City's McHenry school lacks pool but builds swim team, Olympic dream

June 03, 1993|By Robert Hilson Jr. | Robert Hilson Jr.,Staff Writer

Anthony Gilmer dreams of becoming an Olympic swimmer. He recently moved a stroke closer to realizing his goal by joining Baltimore's only elementary school swim team.

Anthony knows that it won't be easy to reach the Olympics, but the 12-year-old says he wouldn't have a chance at all without the swim team at James McHenry Elementary School. The school does not have a pool and the Southwest Baltimore neighborhood where Anthony lives doesn't have a pool that's open year-round.

Twice a week, 20 students are bused from the school at 31 S. Schroeder St. to the Callowhill Aquatics Center on Oakley Avenue in Pimlico for extracurricular swim practice.

And Anthony has become quite confident of his swimming abilities.

"I'm good," Anthony says. "I'm good because it's something that I like to do."

Wearing royal blue swimsuits, the McHenry Eagles -- six girls and 14 boys in the third, fourth and fifth grades -- recently had their first, and only, swim meet of the year.

They swam against a group of students from Pimlico Elementary School. A score was kept and ribbons were awarded, but neither times nor prizes were important.

"It's not at all about winning. It's just about being able to participate," says Vernetta McCallum, a teacher at the school and organizer of the swim team. "These kids don't always have the opportunity to do things. They see it on TV and wonder, 'Why can't I do that?' "

Earlier this year, the school received a $1,000 grant from the U.S. tTC Department of Education's Drug Free Schools and Community Projects program to organize a swim team, Ms. McCallum says.

The money paid for swim wear, gym bags and a modest awards ceremony that was held last Thursday. Transportation costs are also paid by the federal agency.

City school officials say several elementary schools have swimming programs in their curriculums, but none has organized a swim team.

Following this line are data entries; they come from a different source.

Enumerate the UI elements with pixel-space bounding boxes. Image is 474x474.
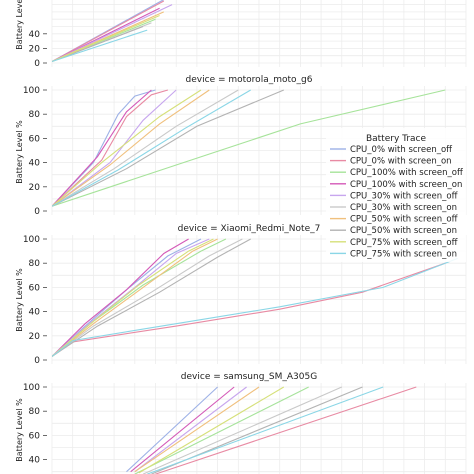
series-line [138, 386, 285, 474]
y-tick-label: 100 [23, 383, 40, 393]
series-line [52, 89, 156, 207]
y-tick-label: 100 [23, 235, 40, 245]
legend-entry-label: CPU_30% with screen_on [350, 203, 457, 213]
y-axis-label: Battery Level % [15, 268, 24, 332]
panel-title: device = samsung_SM_A305G [181, 372, 317, 382]
series-line [52, 14, 160, 63]
y-tick-label: 60 [29, 134, 41, 144]
series-line [134, 386, 260, 473]
legend-entry-label: CPU_30% with screen_off [350, 191, 459, 201]
series-line [52, 29, 148, 63]
grid [51, 383, 467, 474]
y-tick-label: 40 [29, 456, 41, 466]
legend-entry-label: CPU_50% with screen_on [350, 226, 457, 236]
series-line [52, 89, 210, 207]
y-tick-label: 100 [23, 86, 40, 96]
series-group [52, 89, 446, 207]
legend-entry-label: CPU_0% with screen_on [350, 157, 452, 167]
series-line [134, 386, 247, 473]
series-line [130, 386, 235, 473]
legend-background [326, 128, 466, 262]
series-line [52, 89, 285, 207]
y-tick-label: 40 [29, 159, 41, 169]
y-tick-label: 80 [29, 259, 41, 269]
y-tick-label: 0 [34, 207, 40, 217]
grid [51, 235, 467, 364]
panel-title: device = motorola_moto_g6 [186, 75, 313, 85]
legend-title: Battery Trace [366, 134, 427, 144]
legend-entry-label: CPU_0% with screen_off [350, 145, 453, 155]
panel-title: device = Xiaomi_Redmi_Note_7 [178, 224, 321, 234]
y-tick-label: 20 [29, 183, 41, 193]
series-group [52, 238, 458, 357]
y-tick-label: 0 [34, 356, 40, 366]
legend-entry-label: CPU_75% with screen_off [350, 238, 459, 248]
series-line [52, 89, 177, 207]
series-group [52, 0, 173, 63]
series-line [52, 238, 251, 357]
y-axis-label: Battery Level % [15, 398, 24, 462]
legend-entry-label: CPU_100% with screen_off [350, 168, 464, 178]
panel-top: 0 20 40 Battery Level % [15, 0, 467, 72]
series-line [52, 4, 173, 62]
series-line [52, 89, 152, 207]
series-line [52, 238, 189, 357]
panel-xiaomi: 0 20 40 60 80 100 Battery Level % device = Xiao… [15, 224, 467, 369]
series-line [142, 386, 343, 474]
y-tick-label: 20 [29, 44, 41, 54]
panel-samsung: 40 60 80 100 Battery Level % device = samsung… [15, 372, 467, 474]
legend-entry-label: CPU_50% with screen_off [350, 215, 459, 225]
legend-entry-label: CPU_75% with screen_on [350, 249, 457, 259]
y-tick-label: 0 [34, 59, 40, 69]
y-tick-label: 40 [29, 30, 41, 40]
panel-motorola: 0 20 40 60 80 100 Battery Level % device = moto… [15, 75, 467, 220]
series-line [134, 386, 309, 474]
y-tick-label: 80 [29, 407, 41, 417]
y-tick-label: 60 [29, 431, 41, 441]
series-line [52, 238, 218, 357]
series-line [52, 25, 144, 63]
series-line [52, 89, 446, 207]
series-line [147, 386, 384, 474]
series-line [52, 89, 251, 207]
y-tick-label: 40 [29, 308, 41, 318]
series-line [155, 386, 417, 474]
series-line [52, 238, 243, 357]
y-axis-label: Battery Level % [15, 0, 24, 50]
y-tick-label: 20 [29, 332, 41, 342]
series-group [126, 386, 417, 474]
y-tick-label: 80 [29, 110, 41, 120]
series-line [126, 386, 218, 473]
grid [51, 0, 467, 67]
legend-entry-label: CPU_100% with screen_on [350, 180, 462, 190]
series-line [52, 89, 239, 207]
y-axis-label: Battery Level % [15, 120, 24, 184]
series-line [52, 257, 458, 357]
y-tick-label: 60 [29, 283, 41, 293]
series-line [52, 89, 202, 207]
series-line [52, 238, 214, 357]
series-line [52, 0, 165, 62]
series-line [52, 89, 169, 207]
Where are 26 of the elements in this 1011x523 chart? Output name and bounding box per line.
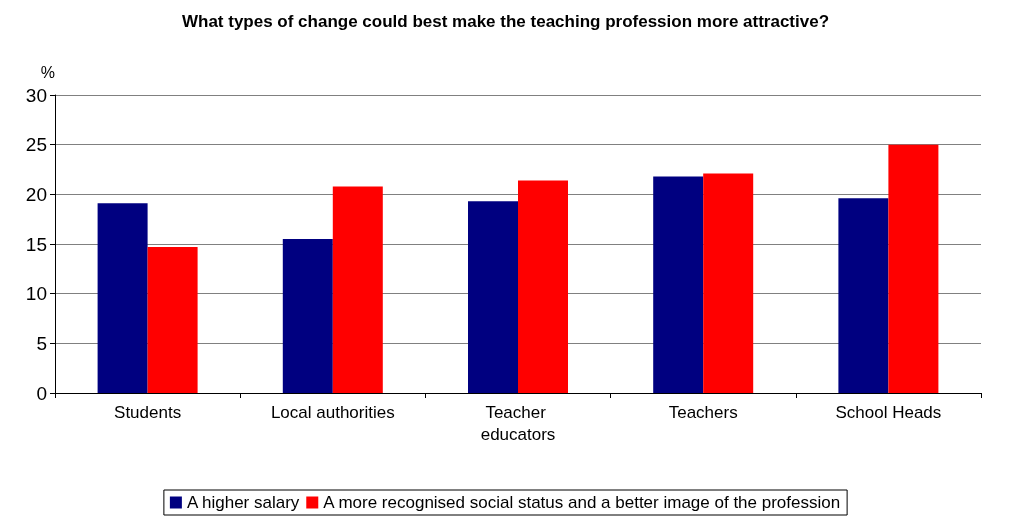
bar <box>888 144 939 393</box>
y-tick-label: 30 <box>25 84 47 106</box>
chart-title: What types of change could best make the teaching profession more attractive? <box>181 12 830 31</box>
y-tick-label: 25 <box>25 134 47 156</box>
x-tick-label: Students <box>114 402 182 422</box>
bar <box>147 246 198 393</box>
bar <box>838 198 889 393</box>
bar <box>97 203 148 393</box>
bar <box>282 239 333 393</box>
x-tick-label: Teachers <box>668 402 738 422</box>
x-tick-label: Teacher educators <box>480 402 556 444</box>
bar <box>332 186 383 393</box>
legend-label: A more recognised social status and a better image of the profession <box>323 493 841 512</box>
x-tick-label: School Heads <box>835 402 942 422</box>
y-tick-label: 10 <box>25 283 47 305</box>
bar <box>653 176 704 393</box>
bar <box>518 180 568 393</box>
y-tick-label: 0 <box>36 382 47 404</box>
bar <box>468 201 518 393</box>
y-axis-title: % <box>40 63 55 81</box>
y-tick-label: 15 <box>25 233 47 255</box>
x-tick-label: Local authorities <box>270 402 395 422</box>
y-tick-label: 20 <box>25 183 47 205</box>
y-tick-label: 5 <box>36 332 47 354</box>
bar <box>703 173 754 393</box>
legend-label: A higher salary <box>186 493 300 512</box>
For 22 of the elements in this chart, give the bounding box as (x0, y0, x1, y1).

Don Williams, a curriculum specialist for city schools, says that, because the elementary schools don't have pools, swimming classes are held at nearby high schools that have pools.

"We think they should get every opportunity they can," Mr. Williams says. "I think it's good."

There are no requirements for joining the McHenry team. However, problem behavior can get students tossed off the team.

"Kids with bad behavior change with something positive," Ms. McCallum says. "These kids persevere, they hang in there. That makes them winners."

Defone Davis, 11, a fifth-grader at McHenry who lives in the Poe Homes public housing development, says he likes swimming almost as much as football and basketball.

"Not as much, just almost," Defone says. "I can play basketball all of the time, but I can't go swimming all of the time. I wouldn't mind if I could, though."